Simple homemade white bread with a cheesy, fresh herb filling. 
Fun and delicious!

This recipe had been tempting my Pinteresting taste buds for months! I would always scroll past it and think how delicious (and assuming-ly difficult) it looked. You can imagine my surprise when I finally followed the link and discovered just how simple it really was. Roxanangreengirl posted this recipe through Tasty Kitchen and while the directions were perfect, I did make a few changes which are noted below.

Ingredients
1 envelope (1/4 oz. Packet) dry yeast
1-½ cups lukewarm milk
4 cups all-purpose flour
1 pinch salt
5 oz. cheddar cheese (I used pre-shredded)
1 bunch fresh dill or parsley
1 egg (for egg wash)

Directions
Using your stand mixer or a whisk, cream the yeast with a little lukewarm milk. When the yeast has dissolved pour the rest of the milk.

Slowly add the flour and salt, mixing until the dough comes clean from the sides of the bowl (if using a stand mixer, be sure to use your dough hook for this portion, if you're doing it by hand, you can skip the gym because you'll need to do some kneading).

Place the dough into a greased bowl and cover with damp towel and leave to rest at room temperature until it doubles in volume. (I like to turn my oven to the lowest temperature, fully open the door, and set the dough on the oven door. Just be sure to rotate your bowl regularly so it doesn't develop a hard crust from the heat). When risen, divide it into 10-12 balls and flatten them.

While your dough is rising, it's time to make the filling. I only used dill for this bread and simply washed it, dried it and separated the steams and dropped them into my food processor with the cheddar cheese. I processed them until they were quite fine and well combined. Next time, I might not process it quite as long so the filling has a bit more density to it. Once your dough balls are ready, place about 1 tablespoon of the cheese-herb mixture in the center of the dough. Seal the pocket with a fork or with your fingers and place it in a greased loaf pan (if you look at Roxanangreengirl's dough balls and mine, they're very different. Her's are pretty and dumpling-like, while mine are a bit more hefty).

Place the filled dough balls in a greased bread pan (I need one regular sized bread pan and one mini-loaf pan). Leave again to rest either on the oven door or at room temperature. When risen, brush with egg wash and bake in preheated oven at 375ºF for about 35-40 minutes (the mini-loaf pan only took about 30 minutes).

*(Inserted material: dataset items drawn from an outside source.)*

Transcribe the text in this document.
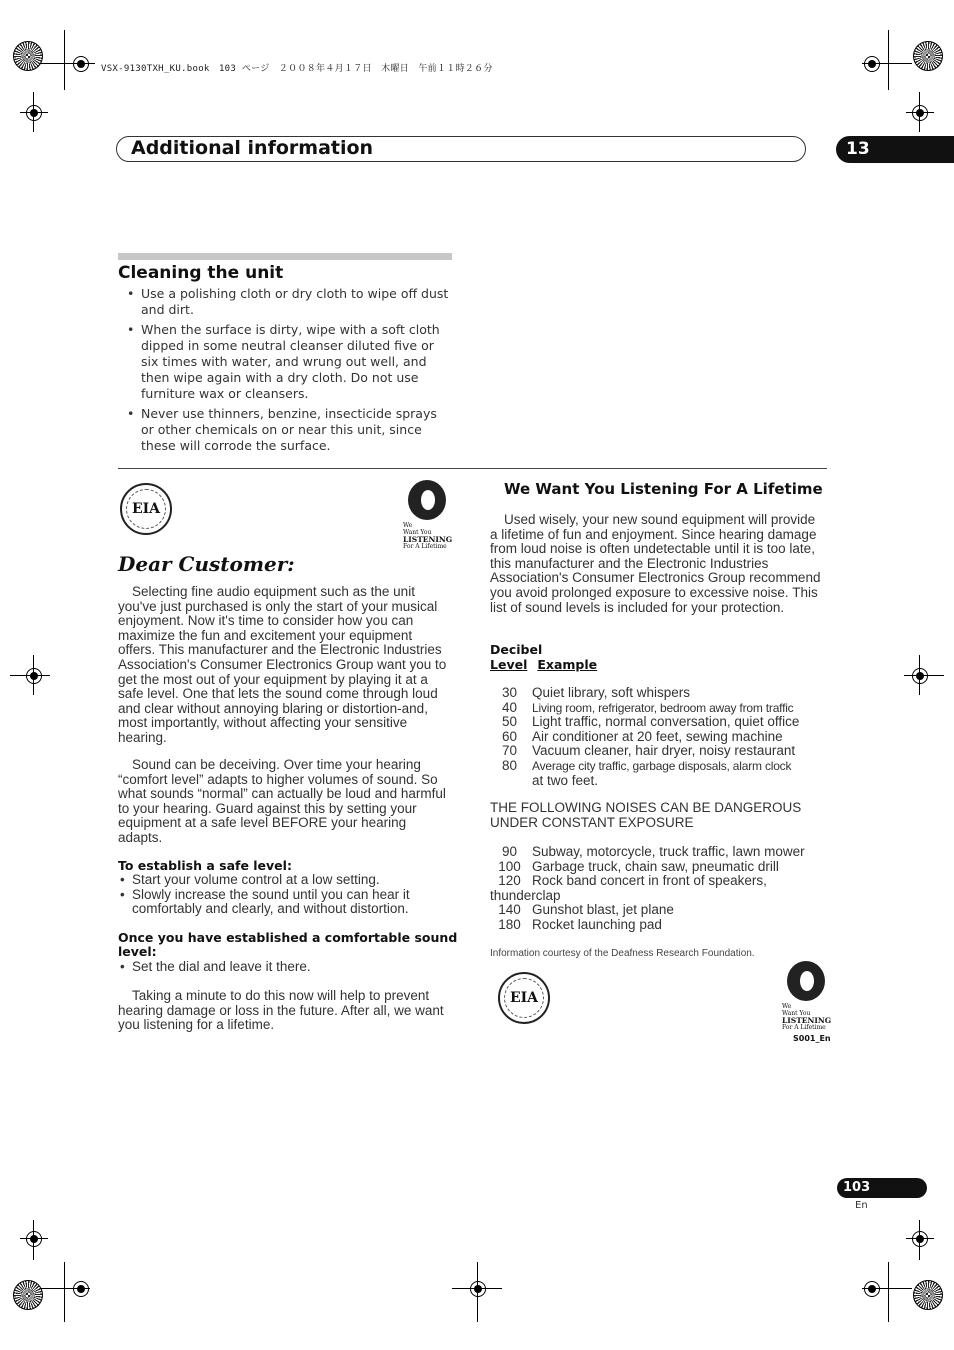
VSX-9130TXH_KU.book　103 ページ　２００８年４月１７日　木曜日　午前１１時２６分
Additional information	13
Cleaning the unit
• Use a polishing cloth or dry cloth to wipe off dust and dirt.
• When the surface is dirty, wipe with a soft cloth dipped in some neutral cleanser diluted five or six times with water, and wrung out well, and then wipe again with a dry cloth. Do not use furniture wax or cleansers.
• Never use thinners, benzine, insecticide sprays or other chemicals on or near this unit, since these will corrode the surface.
EIA
We
Want You
LISTENING
For A Lifetime
Dear Customer:
Selecting fine audio equipment such as the unit you've just purchased is only the start of your musical enjoyment. Now it's time to consider how you can maximize the fun and excitement your equipment offers. This manufacturer and the Electronic Industries Association's Consumer Electronics Group want you to get the most out of your equipment by playing it at a safe level. One that lets the sound come through loud and clear without annoying blaring or distortion-and, most importantly, without affecting your sensitive hearing.
Sound can be deceiving. Over time your hearing “comfort level” adapts to higher volumes of sound. So what sounds “normal” can actually be loud and harmful to your hearing. Guard against this by setting your equipment at a safe level BEFORE your hearing adapts.
To establish a safe level:
• Start your volume control at a low setting.
• Slowly increase the sound until you can hear it comfortably and clearly, and without distortion.
Once you have established a comfortable sound level:
• Set the dial and leave it there.
Taking a minute to do this now will help to prevent hearing damage or loss in the future. After all, we want you listening for a lifetime.
We Want You Listening For A Lifetime
Used wisely, your new sound equipment will provide a lifetime of fun and enjoyment. Since hearing damage from loud noise is often undetectable until it is too late, this manufacturer and the Electronic Industries Association's Consumer Electronics Group recommend you avoid prolonged exposure to excessive noise. This list of sound levels is included for your protection.
Decibel
Level Example
30	Quiet library, soft whispers
40	Living room, refrigerator, bedroom away from traffic
50	Light traffic, normal conversation, quiet office
60	Air conditioner at 20 feet, sewing machine
70	Vacuum cleaner, hair dryer, noisy restaurant
80	Average city traffic, garbage disposals, alarm clock
at two feet.
THE FOLLOWING NOISES CAN BE DANGEROUS UNDER CONSTANT EXPOSURE
90	Subway, motorcycle, truck traffic, lawn mower
100 Garbage truck, chain saw, pneumatic drill
120 Rock band concert in front of speakers,
thunderclap
140 Gunshot blast, jet plane
180 Rocket launching pad
Information courtesy of the Deafness Research Foundation.
EIA
We
Want You
LISTENING
For A Lifetime
S001_En
103
En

As soon as the bread comes from the oven, brush it with butter and then leave it to cool slightly. After approximately 15 minutes, it was cool enough to handle and easily came out of the pan.

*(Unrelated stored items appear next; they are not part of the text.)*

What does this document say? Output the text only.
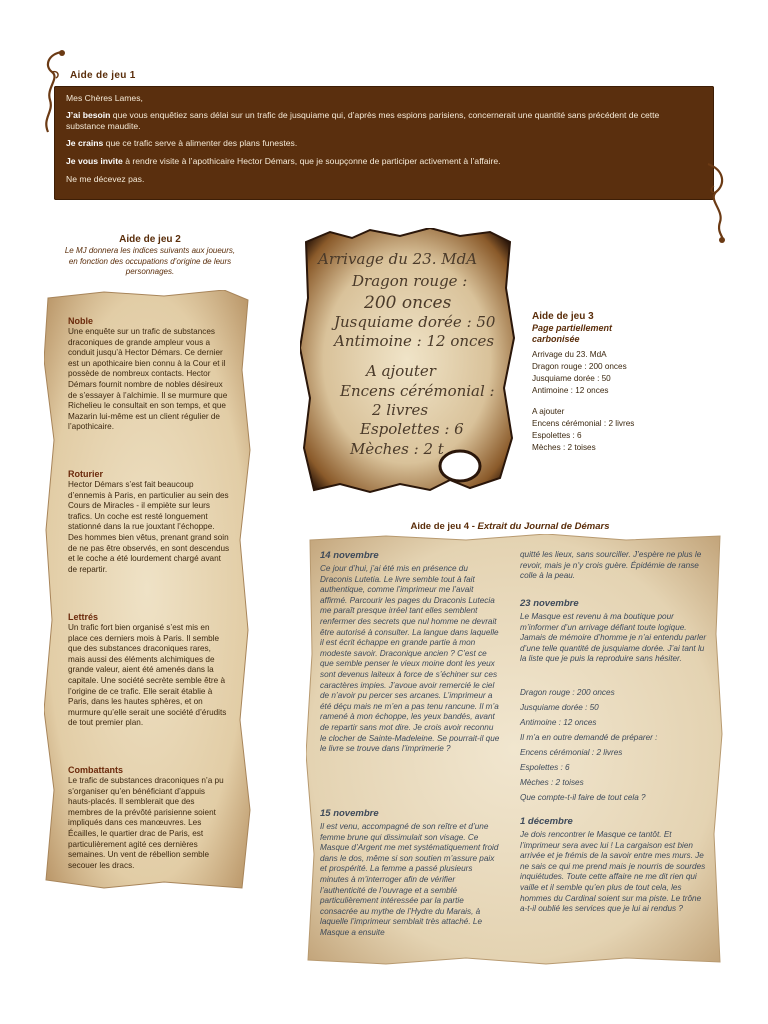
Aide de jeu 1

Mes Chères Lames,

J’ai besoin que vous enquêtiez sans délai sur un trafic de jusquiame qui, d’après mes espions parisiens, concernerait une quantité sans précédent de cette substance maudite.

Je crains que ce trafic serve à alimenter des plans funestes.

Je vous invite à rendre visite à l’apothicaire Hector Démars, que je soupçonne de participer activement à l’affaire.

Ne me décevez pas.

Aide de jeu 2
Le MJ donnera les indices suivants aux joueurs, en fonction des occupations d’origine de leurs personnages.
Noble
Une enquête sur un trafic de substances draconiques de grande ampleur vous a conduit jusqu’à Hector Démars. Ce dernier est un apothicaire bien connu à la Cour et il possède de nombreux contacts. Hector Démars fournit nombre de nobles désireux de s’essayer à l’alchimie. Il se murmure que Richelieu le consultait en son temps, et que Mazarin lui-même est un client régulier de l’apothicaire.
Roturier
Hector Démars s’est fait beaucoup d’ennemis à Paris, en particulier au sein des Cours de Miracles - il empiète sur leurs trafics. Un coche est resté longuement stationné dans la rue jouxtant l’échoppe. Des hommes bien vêtus, prenant grand soin de ne pas être observés, en sont descendus et le coche a été lourdement chargé avant de repartir.
Lettrés
Un trafic fort bien organisé s’est mis en place ces derniers mois à Paris. Il semble que des substances draconiques rares, mais aussi des éléments alchimiques de grande valeur, aient été amenés dans la capitale. Une société secrète semble être à l’origine de ce trafic. Elle serait établie à Paris, dans les hautes sphères, et on murmure qu’elle serait une société d’érudits de tout premier plan.
Combattants
Le trafic de substances draconiques n’a pu s’organiser qu’en bénéficiant d’appuis hauts-placés. Il semblerait que des membres de la prévôté parisienne soient impliqués dans ces manœuvres. Les Écailles, le quartier drac de Paris, est particulièrement agité ces dernières semaines. Un vent de rébellion semble secouer les dracs.
Arrivage du 23. MdA
Dragon rouge :
200 onces
Jusquiame dorée : 50
Antimoine : 12 onces
A ajouter
Encens cérémonial :
2 livres
Espolettes : 6
Mèches : 2 t
Aide de jeu 3
Page partiellement carbonisée
Arrivage du 23. MdA
Dragon rouge : 200 onces
Jusquiame dorée : 50
Antimoine : 12 onces
A ajouter
Encens cérémonial : 2 livres
Espolettes : 6
Mèches : 2 toises
Aide de jeu 4 - Extrait du Journal de Démars
14 novembre
Ce jour d’hui, j’ai été mis en présence du Draconis Lutetia. Le livre semble tout à fait authentique, comme l’imprimeur me l’avait affirmé. Parcourir les pages du Draconis Lutecia me paraît presque irréel tant elles semblent renfermer des secrets que nul homme ne devrait être autorisé à consulter. La langue dans laquelle il est écrit échappe en grande partie à mon modeste savoir. Draconique ancien ? C’est ce que semble penser le vieux moine dont les yeux sont devenus laiteux à force de s’échiner sur ces caractères impies. J’avoue avoir remercié le ciel de n’avoir pu percer ses arcanes. L’imprimeur a été déçu mais ne m’en a pas tenu rancune. Il m’a ramené à mon échoppe, les yeux bandés, avant de repartir sans mot dire. Je crois avoir reconnu le clocher de Sainte-Madeleine. Se pourrait-il que le livre se trouve dans l’imprimerie ?
15 novembre
Il est venu, accompagné de son reître et d’une femme brune qui dissimulait son visage. Ce Masque d’Argent me met systématiquement froid dans le dos, même si son soutien m’assure paix et prospérité. La femme a passé plusieurs minutes à m’interroger afin de vérifier l’authenticité de l’ouvrage et a semblé particulièrement intéressée par la partie consacrée au mythe de l’Hydre du Marais, à laquelle l’imprimeur semblait très attaché. Le Masque a ensuite
quitté les lieux, sans sourciller. J’espère ne plus le revoir, mais je n’y crois guère. Épidémie de ranse colle à la peau.
23 novembre
Le Masque est revenu à ma boutique pour m’informer d’un arrivage défiant toute logique. Jamais de mémoire d’homme je n’ai entendu parler d’une telle quantité de jusquiame dorée. J’ai tant lu la liste que je puis la reproduire sans hésiter.
Dragon rouge : 200 onces
Jusquiame dorée : 50
Antimoine : 12 onces
Il m’a en outre demandé de préparer :
Encens cérémonial : 2 livres
Espolettes : 6
Mèches : 2 toises
Que compte-t-il faire de tout cela ?
1 décembre
Je dois rencontrer le Masque ce tantôt. Et l’imprimeur sera avec lui ! La cargaison est bien arrivée et je frémis de la savoir entre mes murs. Je ne sais ce qui me prend mais je nourris de sourdes inquiétudes. Toute cette affaire ne me dit rien qui vaille et il semble qu’en plus de tout cela, les hommes du Cardinal soient sur ma piste. Le trône a-t-il oublié les services que je lui ai rendus ?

1 envelope (1/4 oz. packet) dry yeast
1-½ cups lukewarm milk
4 cups all-purpose flour
1 pinch salt
5 oz. cheddar cheese (I used pre-shredded)
1 bunch fresh dill or parsley
1 egg (for egg wash)

Using your stand mixer or a whisk, cream the yeast with a little lukewarm milk. When the yeast has dissolved pour the rest of the milk.


Slowly add the flour and salt, mixing until the dough comes clean from the sides of the bowl (if using a stand mixer, be sure to use your dough hook for this portion, if you're doing it by hand, you can skip the gym because you'll need to do some kneading).

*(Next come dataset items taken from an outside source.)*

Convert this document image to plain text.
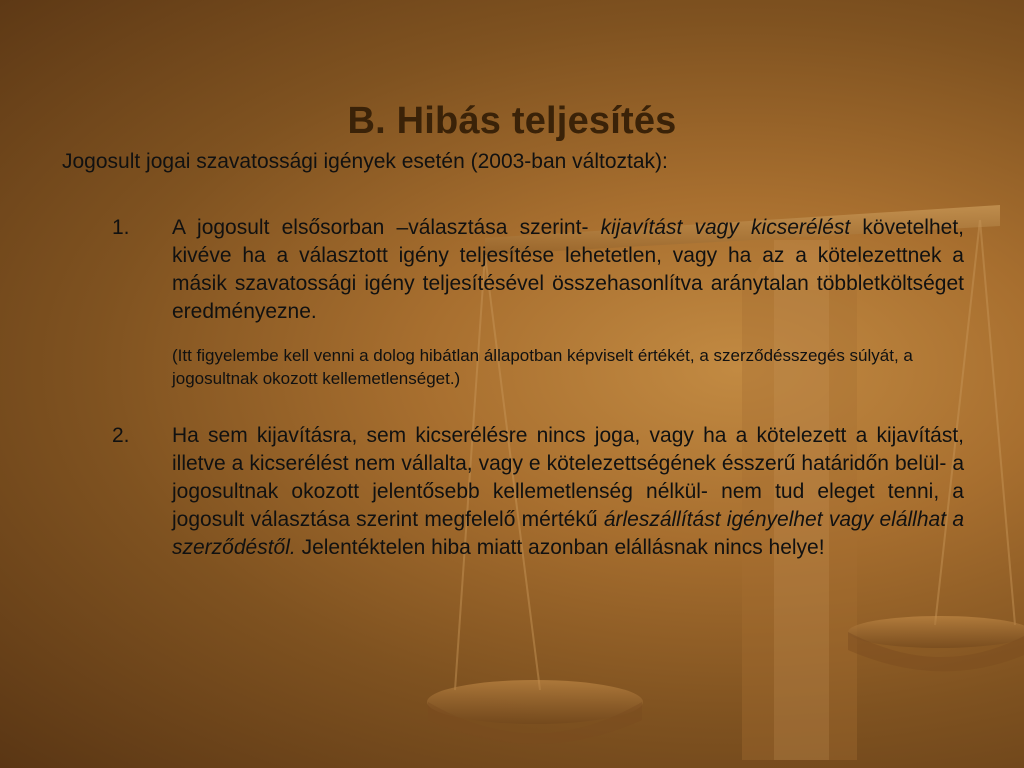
B. Hibás teljesítés
Jogosult jogai szavatossági igények esetén (2003-ban változtak):
1.	A jogosult elsősorban –választása szerint- kijavítást vagy kicserélést követelhet, kivéve ha a választott igény teljesítése lehetetlen, vagy ha az a kötelezettnek a másik szavatossági igény teljesítésével összehasonlítva aránytalan többletköltséget eredményezne.
(Itt figyelembe kell venni a dolog hibátlan állapotban képviselt értékét, a szerződésszegés súlyát, a jogosultnak okozott kellemetlenséget.)
2.	Ha sem kijavításra, sem kicserélésre nincs joga, vagy ha a kötelezett a kijavítást, illetve a kicserélést nem vállalta, vagy e kötelezettségének ésszerű határidőn belül- a jogosultnak okozott jelentősebb kellemetlenség nélkül- nem tud eleget tenni, a jogosult választása szerint megfelelő mértékű árleszállítást igényelhet vagy elállhat a szerződéstől. Jelentéktelen hiba miatt azonban elállásnak nincs helye!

 Place the dough into a greased bowl and cover with damp towel and leave to rest at room temperature until it doubles in volume. (I like to turn my oven to the lowest temperature, fully open the door, and set the dough on the oven door. Just be sure to rotate your bowl regularly so it doesn't develop a hard crust from the heat).

While your dough is rising, it's time to make the filling. I only used dill for this bread and simply washed it, dried it and separated the steams and dropped them into my food processor with the cheddar cheese. I processed them until they were quite fine and well combined. Next time, I might not process it quite as long so the filling has a bit more density to it. 


When risen, divide it into 10-12 balls and flatten them.

Once your dough balls are ready, place about 1 tablespoon of the cheese-herb mixture in the center of the dough. 

 Seal the pocket with a fork or with your fingers and place it in a greased loaf pan (if you look at Roxanangreengirl's dough balls and mine, they're very different. Hers are pretty and dumpling-like, while mine are a bit more hefty).

Place the filled dough balls in a greased bread pan (I need one regular sized bread pan and one mini-loaf pan).

 Leave again to rest either on the oven door or at room temperature. When risen, brush with egg wash and bake in preheated oven at 375ºF for about 35-40 minutes (the mini-loaf pan only took about 30 minutes).


As soon as the bread comes from the oven, brush it with butter and then leave it to cool slightly. After approximately 15 minutes, it was cool enough to handle and easily came out of the pan.